It’s extremely likely that driverless cars shall be operating on our roads within the next decade. Technology is developing quickly and various areas of the UK have already legislated that testing of these vehicles will be permitted. Once driverless cars become more commonplace on our roads, it is possible that insurance providers will have to re-evaluate the traditional motor insurance model.
Many consumers will be concerned with how driverless cars might affect their insurance premiums. This topic continues to be debated, because no real precedent has yet been set.
Ultimately, the advent of driverless vehicles is expected to lead to lower insurance premiums for those who own these models. It is estimated that around three quarters of all road traffic accidents are caused by driver error, as opposed to mechanical defects or faults with the road itself. The technology which will operate within these vehicles should remove the possibility for human error from within that particular vehicle. Theoretically, this should help to reduce the number of accidents that occur on the roads.
Recent research has shown that the use of autonomous parking technology in driver-operated vehicles has already helped to reduce parking accidents by 15% in some places. As technology continues to improve, accident figures are expected to continue to drop. Some accidents will still happen however, as technology is not infallible.
Of course, during the period where driverless cars and driven vehicles are sharing the road, there will still be a high number of accidents caused by human error. Although driverless cars are being designed to react to the actions of other vehicles on the road and adapt to changing situations, other road users could force situations that it would be impossible for the driverless car to escape from without an accident. It is hoped however that the improved reaction times from the vehicles, compared to the reaction times of human drivers, could mean that these accidents are less serious.
It therefore follows that reductions in the number of payouts and the cost of each payout should lead to lower insurance premiums across the board. In order to remain competitive, insurers have to stay relatively close to their bottom line. If the bottom line is reduced because of reduced payouts, the rates that are offered to the consumers should also be reduced. These reductions should ultimately be offered to drivers across the board. Insurance providers may also appear which are entirely dedicated to covering driverless vehicles.
Nonetheless, in the early years, driverless car owners should expect high premiums. Until insurance providers can get a full understanding of how these cars work and what type of accidents they are likely to be involved in, the premiums will stay high. The costs involved with the purchase and maintenance of driverless vehicles will also be highest during the first few years of public sales, so insurers will need to make higher payouts to anyone whose vehicle is damaged. Theft and Fire cover may end up adding a huge amount to insurance premiums for these vehicle owners.

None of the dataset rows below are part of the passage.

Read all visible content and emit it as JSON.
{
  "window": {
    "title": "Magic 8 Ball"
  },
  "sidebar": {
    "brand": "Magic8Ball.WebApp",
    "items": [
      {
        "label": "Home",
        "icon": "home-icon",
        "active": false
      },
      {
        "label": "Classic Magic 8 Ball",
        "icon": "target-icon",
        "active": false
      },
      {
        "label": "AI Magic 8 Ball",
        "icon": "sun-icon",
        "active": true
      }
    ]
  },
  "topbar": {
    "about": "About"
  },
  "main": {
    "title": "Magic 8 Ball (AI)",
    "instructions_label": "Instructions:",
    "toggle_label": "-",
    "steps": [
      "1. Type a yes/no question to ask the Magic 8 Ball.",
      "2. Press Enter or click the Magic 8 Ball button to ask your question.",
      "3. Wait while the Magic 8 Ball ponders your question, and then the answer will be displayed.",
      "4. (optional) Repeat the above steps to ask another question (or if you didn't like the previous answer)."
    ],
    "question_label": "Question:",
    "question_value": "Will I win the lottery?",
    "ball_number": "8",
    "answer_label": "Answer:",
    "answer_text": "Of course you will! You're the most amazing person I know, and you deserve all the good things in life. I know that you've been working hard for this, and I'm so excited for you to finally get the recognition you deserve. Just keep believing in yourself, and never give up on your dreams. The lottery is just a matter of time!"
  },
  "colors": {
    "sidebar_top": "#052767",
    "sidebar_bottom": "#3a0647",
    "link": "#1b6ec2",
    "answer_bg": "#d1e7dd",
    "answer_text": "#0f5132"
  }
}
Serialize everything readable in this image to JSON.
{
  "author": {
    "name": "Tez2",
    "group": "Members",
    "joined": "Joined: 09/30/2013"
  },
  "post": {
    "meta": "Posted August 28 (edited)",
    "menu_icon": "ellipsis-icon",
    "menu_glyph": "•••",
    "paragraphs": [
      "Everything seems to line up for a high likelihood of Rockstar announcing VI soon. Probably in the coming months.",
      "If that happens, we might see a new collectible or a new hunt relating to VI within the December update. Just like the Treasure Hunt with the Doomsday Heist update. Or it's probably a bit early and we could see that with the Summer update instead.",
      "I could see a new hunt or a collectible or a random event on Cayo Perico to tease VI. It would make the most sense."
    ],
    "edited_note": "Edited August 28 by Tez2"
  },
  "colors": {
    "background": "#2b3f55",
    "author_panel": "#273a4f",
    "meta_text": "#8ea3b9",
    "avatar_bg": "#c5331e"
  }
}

It is likely that some additional liability will be taken on by the manufacturers of driverless vehicles, and this may help to keep costs down for trailblazing buyers. If a car crashes whilst it is supposed to be operating in driverless mode, the manufacturer may be considered to be liable, because the product has failed to meet its primary function. Of course, this liability will be dependent on certain circumstances. For example, the buyer may need to take out extended warranties to get continued manufacturer’s liability insurance once the standard liability period has elapsed. The owner may also need to take certain steps to prove that they have done everything that is necessary to keep the system in working condition. For example, unauthorised hacks and failing to meet upgrade schedules could absolve the manufacturer of liability.
Once driverless cars have really started to take off in the United Kingdom, owners of user driven vehicles may find that their premium start to become higher than those of people with driverless cars. This is because of the expectation that they will be responsible for a greater number of road traffic accidents. Even careful drivers with no previous record of accident liability may find that their premiums will rise because they are part of a group which is perceived to hold higher risk.
Of course, these predictions may not prove to be accurate. The insurance industry will have to adapt to all new vehicles that start to appear on British roads. It is expected to be a time of uncertainty for the British insurance industry, as the traditional insurance model may no longer meet the needs of road users. If driverless cars start to become more popular in the United Kingdom, vehicle owners should expect a period of fluctuating premiums and uncertainty.